Performance¶
The headline claim — millisecond-scale aggregation in the hot path — is backed by a
reproducible suite in benchmarks/.
This page reads the numbers; the full generated report has every row.
The shape of the cost¶
geohalo deliberately moves all the expensive work into a one-time precompute, leaving a hot path that is a single sparse · dense matmul.
flowchart LR
subgraph once ["once — seconds"]
S["Stencil / ReduceOperator build<br/>exactextract + sparse assembly"]
end
subgraph each ["per grid slice — milliseconds"]
M["one matmul<br/>flat @ M.T"]
end
S -.cache.-> M
Precompute — pay once¶
Building the stencil scales with polygon count and vertex complexity; the resulting matrix is small and cacheable.

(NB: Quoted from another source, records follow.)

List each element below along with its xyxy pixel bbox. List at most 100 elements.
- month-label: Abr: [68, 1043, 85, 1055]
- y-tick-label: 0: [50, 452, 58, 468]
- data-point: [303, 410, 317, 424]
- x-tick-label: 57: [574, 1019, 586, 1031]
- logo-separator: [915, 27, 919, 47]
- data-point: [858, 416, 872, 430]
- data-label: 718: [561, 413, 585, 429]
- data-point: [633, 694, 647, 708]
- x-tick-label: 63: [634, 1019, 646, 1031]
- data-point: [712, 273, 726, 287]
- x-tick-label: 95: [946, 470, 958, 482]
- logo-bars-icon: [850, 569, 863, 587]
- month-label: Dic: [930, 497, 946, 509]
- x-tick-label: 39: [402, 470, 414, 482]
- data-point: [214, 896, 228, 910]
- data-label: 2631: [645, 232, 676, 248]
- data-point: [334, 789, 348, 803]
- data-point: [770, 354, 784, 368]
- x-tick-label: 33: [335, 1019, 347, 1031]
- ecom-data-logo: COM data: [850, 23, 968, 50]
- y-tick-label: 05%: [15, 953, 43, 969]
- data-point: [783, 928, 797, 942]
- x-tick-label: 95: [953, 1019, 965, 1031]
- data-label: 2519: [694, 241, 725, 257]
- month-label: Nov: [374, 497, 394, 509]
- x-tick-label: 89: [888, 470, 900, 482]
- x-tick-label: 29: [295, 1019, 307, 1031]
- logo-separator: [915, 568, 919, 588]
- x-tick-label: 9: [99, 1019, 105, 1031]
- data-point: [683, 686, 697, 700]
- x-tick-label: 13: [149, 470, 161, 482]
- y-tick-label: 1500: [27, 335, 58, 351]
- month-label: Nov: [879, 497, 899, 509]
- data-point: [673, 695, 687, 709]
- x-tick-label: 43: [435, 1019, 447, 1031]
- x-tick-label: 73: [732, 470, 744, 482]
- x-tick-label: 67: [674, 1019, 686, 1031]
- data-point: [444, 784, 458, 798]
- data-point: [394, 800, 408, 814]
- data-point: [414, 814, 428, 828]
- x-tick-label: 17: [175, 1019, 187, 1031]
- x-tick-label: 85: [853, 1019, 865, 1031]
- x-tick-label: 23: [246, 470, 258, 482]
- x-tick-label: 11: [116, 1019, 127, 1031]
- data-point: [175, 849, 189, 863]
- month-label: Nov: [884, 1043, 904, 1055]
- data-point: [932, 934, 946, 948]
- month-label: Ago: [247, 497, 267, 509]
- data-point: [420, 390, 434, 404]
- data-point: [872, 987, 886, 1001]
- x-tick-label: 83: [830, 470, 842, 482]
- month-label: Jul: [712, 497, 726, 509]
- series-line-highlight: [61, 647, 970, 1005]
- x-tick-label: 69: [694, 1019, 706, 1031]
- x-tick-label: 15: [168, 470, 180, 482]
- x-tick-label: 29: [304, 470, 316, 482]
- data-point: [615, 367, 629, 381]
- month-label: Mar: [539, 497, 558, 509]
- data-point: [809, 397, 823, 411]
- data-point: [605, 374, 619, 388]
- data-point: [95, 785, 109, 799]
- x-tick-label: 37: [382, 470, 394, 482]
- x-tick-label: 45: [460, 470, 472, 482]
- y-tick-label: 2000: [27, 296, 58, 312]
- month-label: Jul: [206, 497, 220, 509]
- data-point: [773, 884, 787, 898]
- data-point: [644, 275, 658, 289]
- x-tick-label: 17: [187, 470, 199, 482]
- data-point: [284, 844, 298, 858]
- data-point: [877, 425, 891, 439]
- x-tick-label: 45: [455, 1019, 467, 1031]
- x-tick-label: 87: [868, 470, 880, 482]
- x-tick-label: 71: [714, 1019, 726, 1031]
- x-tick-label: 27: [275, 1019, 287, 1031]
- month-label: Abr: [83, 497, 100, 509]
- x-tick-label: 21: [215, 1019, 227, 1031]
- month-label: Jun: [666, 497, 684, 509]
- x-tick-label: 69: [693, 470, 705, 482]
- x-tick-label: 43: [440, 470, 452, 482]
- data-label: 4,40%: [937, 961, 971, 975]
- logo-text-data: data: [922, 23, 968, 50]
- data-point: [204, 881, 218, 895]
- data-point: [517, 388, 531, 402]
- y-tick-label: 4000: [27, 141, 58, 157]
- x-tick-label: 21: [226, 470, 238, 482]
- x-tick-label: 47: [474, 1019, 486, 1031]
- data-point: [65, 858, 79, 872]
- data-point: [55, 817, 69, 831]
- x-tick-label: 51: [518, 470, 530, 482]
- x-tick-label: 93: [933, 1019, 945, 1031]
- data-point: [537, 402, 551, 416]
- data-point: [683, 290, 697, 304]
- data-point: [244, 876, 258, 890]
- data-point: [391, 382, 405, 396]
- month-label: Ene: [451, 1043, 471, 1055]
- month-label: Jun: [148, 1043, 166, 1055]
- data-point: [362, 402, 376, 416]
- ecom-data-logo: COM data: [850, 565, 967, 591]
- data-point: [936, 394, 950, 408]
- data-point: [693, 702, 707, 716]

| n_polygons (GADM Brazil L2) | Stencil.compute |
CSR size |
|---|---|---|
| 50 | ~21 ms | 6 KB |
| 507 | ~170 ms | 38 KB |
| 5571 | ~2.1 s | 430 KB |
After the first build, a cache hit loads in milliseconds — a
~30–46× speedup for stencils, and thousands of times for a refined
ReduceOperator.
Hot path — pay per slice¶
All rows below aggregate to GADM Brazil L2 (~5570 municipalities) on a 0.25° grid over
Brazil (160×160 = 25 600 cells). The batch dims are arbitrary — any stacked non-spatial
dims work; here they follow the ECMWF data the suite happens to use, where member=50 is
a 50-member ensemble and step=N is N lead times.
| n_polygons | batch | slices | factor | median |
|---|---|---|---|---|
| 50 | (member=50,) | 50 | 1 | 3.6 ms |
| 5571 | (member=50,) | 50 | 1 | 5.8 ms |
| 5571 | (member=50, step=10) | 500 | 1 | 196 ms |
| 5571 | (member=50, step=40) | 2 000 | 1 | 670 ms |
| 5571 | (member=50,) | 50 | 4 (refined) | 113 ms |
| 5571 | (member=50,) | 50 | 1 (1 % NaN) | 14 ms |
A batch of 50 grid slices over 5 571 polygons reduces in single-digit milliseconds. The cost scales with the number of slices (it is one matmul over the flattened batch), and the NaN-aware path costs roughly 2–3× the clean path for its second matmul.
The fusion win¶
For a 0.25° → 0.05° refine (~3.2 M target cells) over 500 polygons, the materialised
resampler is a 358 MB blob that cannot build at all at
iterations=3. The fused ReduceOperator is a 0.40 MB
blob, builds in ~0.5 s, and loads in ~0.5 ms — same answer, ~900× smaller.

Rollups¶
Hierarchical rollups are another matmul. The full GADM Brazil muni → state hierarchy (5 571 leaves) rolls a batch of 50 slices up in ~5.6 ms; with a 500-slice batch, ~19 ms.
Caveats¶
Numbers are point-in-time on the author's machine and vary ±20 % by hardware. Cold-import
overhead (~0.3 s for import geohalo) is excluded — the suite measures steady-state cost.
The full report is regenerated after any perf-relevant change and
records the exact environment, hardware, and methodology.